Ia juga menegaskan bahwa bukan hanya persoalan kewenangan, tetapi secara etika pun Majelis Kehormatan tidak semestinya mencampuri atau mengintervensi proses rekrutmen hakim konstitusi.
Lebih lanjut, MKMK menjelaskan bahwa kewenangan mereka untuk memeriksa laporan hanya berlaku terhadap individu yang sedang menjabat sebagai hakim konstitusi.

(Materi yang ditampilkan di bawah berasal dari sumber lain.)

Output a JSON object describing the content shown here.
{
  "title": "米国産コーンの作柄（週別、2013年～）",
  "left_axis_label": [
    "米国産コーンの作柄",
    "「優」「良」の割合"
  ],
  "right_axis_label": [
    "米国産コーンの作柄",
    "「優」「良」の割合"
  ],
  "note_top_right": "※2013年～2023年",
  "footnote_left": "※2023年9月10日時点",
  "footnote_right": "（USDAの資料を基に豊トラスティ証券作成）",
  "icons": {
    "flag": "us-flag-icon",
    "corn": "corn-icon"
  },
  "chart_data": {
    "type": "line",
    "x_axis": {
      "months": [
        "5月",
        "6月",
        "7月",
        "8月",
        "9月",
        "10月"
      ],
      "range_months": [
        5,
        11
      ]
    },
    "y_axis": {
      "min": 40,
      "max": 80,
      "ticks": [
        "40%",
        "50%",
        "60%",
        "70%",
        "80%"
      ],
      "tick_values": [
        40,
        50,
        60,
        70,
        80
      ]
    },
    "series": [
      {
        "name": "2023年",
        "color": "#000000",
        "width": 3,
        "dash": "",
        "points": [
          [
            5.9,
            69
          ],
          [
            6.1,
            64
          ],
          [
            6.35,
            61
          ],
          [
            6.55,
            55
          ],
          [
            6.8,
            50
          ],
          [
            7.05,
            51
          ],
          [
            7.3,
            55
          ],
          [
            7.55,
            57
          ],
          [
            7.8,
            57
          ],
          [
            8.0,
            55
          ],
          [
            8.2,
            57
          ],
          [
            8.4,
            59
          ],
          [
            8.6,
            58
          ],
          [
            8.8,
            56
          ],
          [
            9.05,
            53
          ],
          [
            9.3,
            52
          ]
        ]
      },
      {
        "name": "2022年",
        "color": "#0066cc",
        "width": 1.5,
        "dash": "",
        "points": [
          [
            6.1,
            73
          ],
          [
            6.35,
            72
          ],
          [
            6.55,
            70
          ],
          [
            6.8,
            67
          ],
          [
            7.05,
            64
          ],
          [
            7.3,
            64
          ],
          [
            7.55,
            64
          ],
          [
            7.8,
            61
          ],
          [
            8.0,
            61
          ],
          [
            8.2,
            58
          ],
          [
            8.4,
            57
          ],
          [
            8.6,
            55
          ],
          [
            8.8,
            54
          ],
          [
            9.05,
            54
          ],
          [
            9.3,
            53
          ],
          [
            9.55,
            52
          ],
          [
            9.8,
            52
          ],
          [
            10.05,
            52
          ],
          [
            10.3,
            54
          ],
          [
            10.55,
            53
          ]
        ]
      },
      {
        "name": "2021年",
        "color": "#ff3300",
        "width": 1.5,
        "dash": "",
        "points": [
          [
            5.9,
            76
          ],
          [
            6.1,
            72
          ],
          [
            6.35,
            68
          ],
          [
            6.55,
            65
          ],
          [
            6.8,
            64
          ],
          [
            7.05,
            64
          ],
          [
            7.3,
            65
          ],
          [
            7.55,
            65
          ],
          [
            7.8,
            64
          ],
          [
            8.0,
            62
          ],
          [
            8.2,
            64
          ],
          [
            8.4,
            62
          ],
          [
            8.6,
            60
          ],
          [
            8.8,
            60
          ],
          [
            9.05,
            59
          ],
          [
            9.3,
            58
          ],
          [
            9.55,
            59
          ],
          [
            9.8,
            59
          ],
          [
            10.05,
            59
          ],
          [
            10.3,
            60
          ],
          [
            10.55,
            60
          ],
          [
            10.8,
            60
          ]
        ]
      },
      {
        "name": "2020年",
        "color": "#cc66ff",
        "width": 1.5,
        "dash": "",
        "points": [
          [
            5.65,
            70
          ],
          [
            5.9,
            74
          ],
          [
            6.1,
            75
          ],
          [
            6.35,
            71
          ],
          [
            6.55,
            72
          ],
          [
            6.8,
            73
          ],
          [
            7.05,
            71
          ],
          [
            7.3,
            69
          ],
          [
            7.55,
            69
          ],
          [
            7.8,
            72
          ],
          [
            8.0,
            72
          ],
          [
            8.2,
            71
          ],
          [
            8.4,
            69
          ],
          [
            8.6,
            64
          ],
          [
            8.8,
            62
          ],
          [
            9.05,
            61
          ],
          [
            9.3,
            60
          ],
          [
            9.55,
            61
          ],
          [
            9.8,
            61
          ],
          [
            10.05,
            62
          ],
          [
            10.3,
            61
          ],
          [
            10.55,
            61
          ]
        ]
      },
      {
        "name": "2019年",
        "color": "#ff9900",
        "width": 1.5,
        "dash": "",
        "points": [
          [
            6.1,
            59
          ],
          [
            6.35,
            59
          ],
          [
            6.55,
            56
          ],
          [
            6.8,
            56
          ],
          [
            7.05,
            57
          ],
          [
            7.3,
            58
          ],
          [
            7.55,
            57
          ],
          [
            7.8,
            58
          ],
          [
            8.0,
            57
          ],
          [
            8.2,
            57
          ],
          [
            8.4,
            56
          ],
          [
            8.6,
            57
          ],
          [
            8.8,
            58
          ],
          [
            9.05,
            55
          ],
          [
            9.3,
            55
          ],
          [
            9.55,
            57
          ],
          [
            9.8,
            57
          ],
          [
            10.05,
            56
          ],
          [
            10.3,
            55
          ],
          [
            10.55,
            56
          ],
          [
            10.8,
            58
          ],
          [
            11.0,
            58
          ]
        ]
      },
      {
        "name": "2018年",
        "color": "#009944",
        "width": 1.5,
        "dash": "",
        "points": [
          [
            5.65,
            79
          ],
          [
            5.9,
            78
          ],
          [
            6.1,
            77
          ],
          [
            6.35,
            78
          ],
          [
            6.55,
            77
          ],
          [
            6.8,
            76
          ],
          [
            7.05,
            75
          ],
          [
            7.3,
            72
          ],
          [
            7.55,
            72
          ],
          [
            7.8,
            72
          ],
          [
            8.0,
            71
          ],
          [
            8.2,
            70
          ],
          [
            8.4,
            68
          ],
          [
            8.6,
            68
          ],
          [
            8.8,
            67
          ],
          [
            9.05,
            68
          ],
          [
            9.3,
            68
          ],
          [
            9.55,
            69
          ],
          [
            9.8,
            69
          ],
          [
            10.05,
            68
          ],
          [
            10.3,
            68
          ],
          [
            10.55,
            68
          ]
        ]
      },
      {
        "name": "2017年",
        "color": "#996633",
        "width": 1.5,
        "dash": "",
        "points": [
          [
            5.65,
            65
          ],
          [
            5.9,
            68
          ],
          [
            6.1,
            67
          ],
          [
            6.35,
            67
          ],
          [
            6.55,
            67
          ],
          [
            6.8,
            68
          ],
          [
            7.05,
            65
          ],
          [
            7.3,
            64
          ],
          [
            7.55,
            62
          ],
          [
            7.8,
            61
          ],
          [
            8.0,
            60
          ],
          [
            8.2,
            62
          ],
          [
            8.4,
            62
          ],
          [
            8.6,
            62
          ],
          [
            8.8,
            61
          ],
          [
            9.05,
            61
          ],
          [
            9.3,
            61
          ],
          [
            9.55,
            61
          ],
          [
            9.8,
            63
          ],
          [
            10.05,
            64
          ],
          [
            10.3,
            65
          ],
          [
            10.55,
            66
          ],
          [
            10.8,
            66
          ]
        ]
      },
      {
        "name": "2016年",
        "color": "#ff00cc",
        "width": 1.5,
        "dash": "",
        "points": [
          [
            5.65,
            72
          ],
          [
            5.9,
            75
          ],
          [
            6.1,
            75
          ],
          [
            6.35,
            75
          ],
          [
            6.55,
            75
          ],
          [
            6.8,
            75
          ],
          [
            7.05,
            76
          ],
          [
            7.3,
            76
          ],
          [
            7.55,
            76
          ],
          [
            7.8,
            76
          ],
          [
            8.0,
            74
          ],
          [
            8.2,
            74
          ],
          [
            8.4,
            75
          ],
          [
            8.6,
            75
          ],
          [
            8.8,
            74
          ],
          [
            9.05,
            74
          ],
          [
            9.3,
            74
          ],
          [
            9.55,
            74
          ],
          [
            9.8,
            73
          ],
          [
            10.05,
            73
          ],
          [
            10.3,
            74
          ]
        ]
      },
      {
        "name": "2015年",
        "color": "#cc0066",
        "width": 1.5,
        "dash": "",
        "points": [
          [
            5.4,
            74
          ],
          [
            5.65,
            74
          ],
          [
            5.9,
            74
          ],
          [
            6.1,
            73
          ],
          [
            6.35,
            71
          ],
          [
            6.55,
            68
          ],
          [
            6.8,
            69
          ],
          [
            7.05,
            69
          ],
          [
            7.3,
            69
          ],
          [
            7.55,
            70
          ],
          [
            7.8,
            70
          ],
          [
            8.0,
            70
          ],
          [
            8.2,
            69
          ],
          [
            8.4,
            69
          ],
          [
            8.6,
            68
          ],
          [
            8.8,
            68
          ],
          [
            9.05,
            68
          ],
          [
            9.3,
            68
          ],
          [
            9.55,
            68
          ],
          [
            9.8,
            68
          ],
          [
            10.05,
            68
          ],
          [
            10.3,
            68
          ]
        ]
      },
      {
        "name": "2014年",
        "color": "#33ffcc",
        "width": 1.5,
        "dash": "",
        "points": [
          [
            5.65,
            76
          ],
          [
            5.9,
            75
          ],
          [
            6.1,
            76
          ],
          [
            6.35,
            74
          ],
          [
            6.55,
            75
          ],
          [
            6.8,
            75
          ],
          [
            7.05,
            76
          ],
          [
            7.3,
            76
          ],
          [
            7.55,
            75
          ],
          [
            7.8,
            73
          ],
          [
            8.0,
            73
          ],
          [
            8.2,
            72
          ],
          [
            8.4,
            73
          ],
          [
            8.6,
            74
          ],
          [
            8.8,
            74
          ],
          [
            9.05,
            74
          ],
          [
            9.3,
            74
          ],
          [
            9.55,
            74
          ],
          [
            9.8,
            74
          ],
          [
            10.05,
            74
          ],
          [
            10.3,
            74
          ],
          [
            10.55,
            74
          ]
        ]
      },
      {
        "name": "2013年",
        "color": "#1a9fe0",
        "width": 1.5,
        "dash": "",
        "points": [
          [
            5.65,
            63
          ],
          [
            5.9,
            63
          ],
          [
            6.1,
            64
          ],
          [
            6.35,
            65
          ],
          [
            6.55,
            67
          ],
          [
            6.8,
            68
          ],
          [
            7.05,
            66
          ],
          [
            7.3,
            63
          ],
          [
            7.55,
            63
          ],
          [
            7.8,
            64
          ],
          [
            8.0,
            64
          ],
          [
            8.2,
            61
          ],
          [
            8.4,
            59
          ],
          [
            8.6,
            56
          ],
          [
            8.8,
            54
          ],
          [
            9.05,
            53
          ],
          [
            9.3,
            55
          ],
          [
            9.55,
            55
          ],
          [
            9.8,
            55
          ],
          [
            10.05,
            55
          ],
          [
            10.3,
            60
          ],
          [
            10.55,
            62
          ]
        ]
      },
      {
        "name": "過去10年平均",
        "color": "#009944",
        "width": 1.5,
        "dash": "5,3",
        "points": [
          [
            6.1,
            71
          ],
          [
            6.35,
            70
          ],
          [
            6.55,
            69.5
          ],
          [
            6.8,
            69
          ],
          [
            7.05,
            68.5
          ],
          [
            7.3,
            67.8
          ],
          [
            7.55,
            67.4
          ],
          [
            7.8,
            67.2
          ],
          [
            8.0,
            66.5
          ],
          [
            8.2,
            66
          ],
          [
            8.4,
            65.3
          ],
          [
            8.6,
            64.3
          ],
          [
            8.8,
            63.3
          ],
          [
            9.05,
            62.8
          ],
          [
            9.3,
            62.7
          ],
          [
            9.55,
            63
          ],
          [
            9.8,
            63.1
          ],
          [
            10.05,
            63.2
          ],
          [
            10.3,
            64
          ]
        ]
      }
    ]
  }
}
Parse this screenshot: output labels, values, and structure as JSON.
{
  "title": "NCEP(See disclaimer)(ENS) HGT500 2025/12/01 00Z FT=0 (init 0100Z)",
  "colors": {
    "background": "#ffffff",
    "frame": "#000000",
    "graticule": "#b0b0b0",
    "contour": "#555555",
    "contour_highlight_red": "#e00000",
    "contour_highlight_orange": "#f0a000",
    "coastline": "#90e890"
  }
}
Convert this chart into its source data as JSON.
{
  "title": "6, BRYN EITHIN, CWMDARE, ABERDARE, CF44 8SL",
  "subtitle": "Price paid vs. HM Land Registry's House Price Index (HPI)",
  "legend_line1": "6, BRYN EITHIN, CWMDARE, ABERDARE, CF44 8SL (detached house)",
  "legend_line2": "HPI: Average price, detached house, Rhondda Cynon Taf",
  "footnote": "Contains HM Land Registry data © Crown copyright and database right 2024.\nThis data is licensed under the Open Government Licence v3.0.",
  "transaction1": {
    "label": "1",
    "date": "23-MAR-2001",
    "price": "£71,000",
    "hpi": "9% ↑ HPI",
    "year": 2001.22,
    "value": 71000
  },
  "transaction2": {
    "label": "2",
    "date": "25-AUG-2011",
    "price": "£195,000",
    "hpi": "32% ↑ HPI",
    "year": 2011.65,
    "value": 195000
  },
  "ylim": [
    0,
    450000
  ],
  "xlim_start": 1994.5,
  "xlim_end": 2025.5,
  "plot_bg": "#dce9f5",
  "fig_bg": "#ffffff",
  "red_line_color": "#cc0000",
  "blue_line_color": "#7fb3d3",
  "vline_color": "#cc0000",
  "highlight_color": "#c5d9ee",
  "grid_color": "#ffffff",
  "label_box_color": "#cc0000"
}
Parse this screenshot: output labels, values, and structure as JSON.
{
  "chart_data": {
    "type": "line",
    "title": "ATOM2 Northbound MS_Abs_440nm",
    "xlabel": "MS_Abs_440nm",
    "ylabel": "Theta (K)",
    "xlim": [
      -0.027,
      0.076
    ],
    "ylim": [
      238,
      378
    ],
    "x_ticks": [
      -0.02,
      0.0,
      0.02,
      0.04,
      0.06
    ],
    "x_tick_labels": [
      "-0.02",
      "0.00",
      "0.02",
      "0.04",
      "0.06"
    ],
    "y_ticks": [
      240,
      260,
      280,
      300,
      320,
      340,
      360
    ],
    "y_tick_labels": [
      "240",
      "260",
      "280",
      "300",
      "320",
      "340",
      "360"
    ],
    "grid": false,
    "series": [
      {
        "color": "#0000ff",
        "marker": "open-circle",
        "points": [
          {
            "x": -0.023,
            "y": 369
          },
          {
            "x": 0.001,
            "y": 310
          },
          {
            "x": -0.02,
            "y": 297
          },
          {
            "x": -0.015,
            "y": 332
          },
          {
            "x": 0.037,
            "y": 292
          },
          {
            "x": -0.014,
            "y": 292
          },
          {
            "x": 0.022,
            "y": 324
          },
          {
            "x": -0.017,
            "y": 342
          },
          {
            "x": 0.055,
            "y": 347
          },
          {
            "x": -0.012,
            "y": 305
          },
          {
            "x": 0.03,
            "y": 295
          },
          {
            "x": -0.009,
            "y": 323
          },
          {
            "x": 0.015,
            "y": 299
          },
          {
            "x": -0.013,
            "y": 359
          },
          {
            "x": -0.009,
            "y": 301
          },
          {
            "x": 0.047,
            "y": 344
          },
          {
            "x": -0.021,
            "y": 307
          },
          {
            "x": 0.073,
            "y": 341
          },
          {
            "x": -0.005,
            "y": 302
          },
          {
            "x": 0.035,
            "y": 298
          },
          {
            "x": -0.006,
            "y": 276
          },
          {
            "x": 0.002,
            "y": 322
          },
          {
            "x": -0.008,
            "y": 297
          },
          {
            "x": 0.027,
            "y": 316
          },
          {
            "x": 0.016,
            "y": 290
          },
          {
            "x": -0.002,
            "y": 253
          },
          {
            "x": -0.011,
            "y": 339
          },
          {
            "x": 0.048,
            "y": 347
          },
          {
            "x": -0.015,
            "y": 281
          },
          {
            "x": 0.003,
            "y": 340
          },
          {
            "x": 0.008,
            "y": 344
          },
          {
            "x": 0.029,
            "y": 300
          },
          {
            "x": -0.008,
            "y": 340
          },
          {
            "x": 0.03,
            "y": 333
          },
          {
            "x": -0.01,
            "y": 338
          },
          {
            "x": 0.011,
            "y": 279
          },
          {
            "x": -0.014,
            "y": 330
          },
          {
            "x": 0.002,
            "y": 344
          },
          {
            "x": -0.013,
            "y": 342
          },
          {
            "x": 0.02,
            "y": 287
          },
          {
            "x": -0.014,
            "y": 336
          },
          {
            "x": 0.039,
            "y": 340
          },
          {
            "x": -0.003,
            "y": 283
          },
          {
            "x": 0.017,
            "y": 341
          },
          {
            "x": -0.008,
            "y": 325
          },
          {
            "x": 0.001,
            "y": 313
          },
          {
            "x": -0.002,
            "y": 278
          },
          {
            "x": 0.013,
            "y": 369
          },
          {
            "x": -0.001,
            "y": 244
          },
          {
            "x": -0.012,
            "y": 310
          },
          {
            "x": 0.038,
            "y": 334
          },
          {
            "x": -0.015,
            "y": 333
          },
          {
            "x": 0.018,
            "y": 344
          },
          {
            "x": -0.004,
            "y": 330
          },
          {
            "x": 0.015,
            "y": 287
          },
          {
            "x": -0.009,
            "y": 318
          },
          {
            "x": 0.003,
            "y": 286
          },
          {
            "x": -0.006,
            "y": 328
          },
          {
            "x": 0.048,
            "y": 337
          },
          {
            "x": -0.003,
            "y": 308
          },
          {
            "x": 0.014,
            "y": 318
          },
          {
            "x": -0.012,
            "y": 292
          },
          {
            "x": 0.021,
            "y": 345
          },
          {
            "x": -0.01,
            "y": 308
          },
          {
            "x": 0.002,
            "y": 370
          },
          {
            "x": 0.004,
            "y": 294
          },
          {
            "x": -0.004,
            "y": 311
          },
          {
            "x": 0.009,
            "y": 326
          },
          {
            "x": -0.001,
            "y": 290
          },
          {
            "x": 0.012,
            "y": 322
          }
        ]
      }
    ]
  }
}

Hal tersebut berkaitan dengan penerapan kode etik dan perilaku hakim konstitusi yang dikenal dengan Sapta Karsa Hutama.
Kode etik tersebut menjadi acuan bagi MKMK dalam menilai dugaan pelanggaran etik hakim konstitusi.
“Seseorang yang belum menjabat sebagai Hakim Konstitusi atau setelah menyelesaikan jabatannya sebagai Hakim Konstitusi tidak lagi terkait dengan Sapta Karsa Hutama yang dimaksud dengan tidak terikat di sini ialah tidak berada atau tidak lagi berada dalam jangkauan kewenangan pemantauan maupun lebih-lebih penegakan kode etik oleh Majelis Kehormatan sebagaimana tertuang dalam Sapta Karsa Hutama,” kata Yuliandri.
Dalam laporan yang diajukan, pelapor secara spesifik menuding Adies Kadir melakukan dugaan pelanggaran etik pada periode ketika ia masih menjabat sebagai anggota Dewan Perwakilan Rakyat (DPR).
Selain itu, pelapor juga menyoroti kemungkinan konflik kepentingan yang dikaitkan dengan latar belakang politik Adies Kadir sebagai kader Partai Golkar serta posisinya sebelumnya sebagai Wakil Ketua DPR.
“Bahwa pelapor dalam uraiannya mengenai dugaan pelanggaran yang dilakukan oleh Hakim Terlapor menyebutkan beberapa perbuatan atau perilaku yang dilakukan sebelum menjabat sebagai Hakim Konstitusi,” imbuh Yuliandri.
Berdasarkan pertimbangan tersebut, MKMK akhirnya menyatakan tidak memiliki kewenangan untuk memeriksa laporan yang diajukan.
“Majelis Kehormatan tidak berwenang memeriksa, mengadili, dan memutus laporan a quo,” kata Ketua MKMK I Dewa Gede Palguna membacakan putusan sidang.
Putusan serupa juga dijatuhkan terhadap dua laporan lain dengan substansi yang sama, yakni perkara nomor 01/MKMK/L/02/2026 dan nomor 02/MKMK/L/02/2026.